Is there a way to derive Num class functions in own data type in Haskell?

Question

Let's say I have a type declaration:

 data MyType = N Double | C Char | Placeholder

I want to be able to treat MyType as a Double whenever it's possible, with all the Num, Real, Fractional functions resulting in N (normal result) for arguments wrapped in the N constructor, and Placeholder for other arguments

> (N 5.0) + (N 6.0)
N 11.0
> (N 5.0) + (C 'a')
Placeholder

Is there a way to do this other than simply defining this class as an instance of those classes in a manner similar to:

instance Num MyType where
  (+) (N d1) (N d2) = N (d1+d2)
  (+) _ _ = Placeholder
  ...

(which seems counter-productive)?

Answer 1

There is no generic deriving available in standard Haskell : currently, deriving is only available as defined by the compiler for specific Prelude typeclasses: Read , Show , Eq , Ord , Enum , and Bounded .

The Glasgow Haskell Compiler (GHC) apparently has extensions that support generic deriving . However, I don't know if it would actually save you any work to try and use them: how many typeclasses do you need to derive a Num instance from?
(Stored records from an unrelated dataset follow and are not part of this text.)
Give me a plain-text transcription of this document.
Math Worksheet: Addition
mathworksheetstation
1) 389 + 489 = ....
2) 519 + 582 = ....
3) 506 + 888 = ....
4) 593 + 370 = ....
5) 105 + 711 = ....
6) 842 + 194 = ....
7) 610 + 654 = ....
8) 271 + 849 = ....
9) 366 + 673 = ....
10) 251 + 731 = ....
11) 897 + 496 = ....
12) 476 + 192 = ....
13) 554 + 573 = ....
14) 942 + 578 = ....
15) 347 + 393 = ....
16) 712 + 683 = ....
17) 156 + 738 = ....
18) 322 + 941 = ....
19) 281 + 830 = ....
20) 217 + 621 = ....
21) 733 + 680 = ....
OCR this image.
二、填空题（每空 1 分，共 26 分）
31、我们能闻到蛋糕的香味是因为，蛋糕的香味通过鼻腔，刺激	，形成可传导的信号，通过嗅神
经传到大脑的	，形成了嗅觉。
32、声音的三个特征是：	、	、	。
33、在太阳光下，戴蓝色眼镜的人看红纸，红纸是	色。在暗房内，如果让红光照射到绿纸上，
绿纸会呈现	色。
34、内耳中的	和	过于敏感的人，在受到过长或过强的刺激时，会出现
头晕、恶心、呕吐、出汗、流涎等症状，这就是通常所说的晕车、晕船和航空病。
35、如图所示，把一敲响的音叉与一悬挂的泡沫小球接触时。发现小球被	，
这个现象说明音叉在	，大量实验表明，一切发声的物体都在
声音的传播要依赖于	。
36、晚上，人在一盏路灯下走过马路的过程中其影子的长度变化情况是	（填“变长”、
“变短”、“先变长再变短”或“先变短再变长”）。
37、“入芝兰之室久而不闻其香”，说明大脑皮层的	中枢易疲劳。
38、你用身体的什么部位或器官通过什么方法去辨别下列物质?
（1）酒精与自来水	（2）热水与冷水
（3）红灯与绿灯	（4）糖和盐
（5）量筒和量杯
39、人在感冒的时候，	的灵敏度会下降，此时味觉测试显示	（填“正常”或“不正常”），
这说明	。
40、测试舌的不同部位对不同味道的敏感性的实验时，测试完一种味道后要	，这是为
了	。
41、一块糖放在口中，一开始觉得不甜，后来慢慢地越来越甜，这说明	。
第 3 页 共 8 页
And, are you sure that you can define an automatic scheme for deriving Num that will always do what you want?

As noted in the comments, you need to describe what your Num instance will do in any case. And describing and debugging a general scheme is certain to be more work than describing a particular one.

Answer 2

No, you can't do this automatically, but I think what leftaroundabout could have been getting at is that you can use Applicative operations to help you.

data MyType n = N n | C Char | Placeholder deriving (Show, Eq, Functor)

instance Applicative MyType where
  pure = N
  (<*>) = ap

instance Monad MyType where
  N n >>= f = f n
  C c >>= _ = C c
  Placeholder >>= _ = Placeholder

Now you can write

instance Num n => Num (MyType n) where
  x + y = (+) <$> x <*> y
  abs = fmap abs
  ...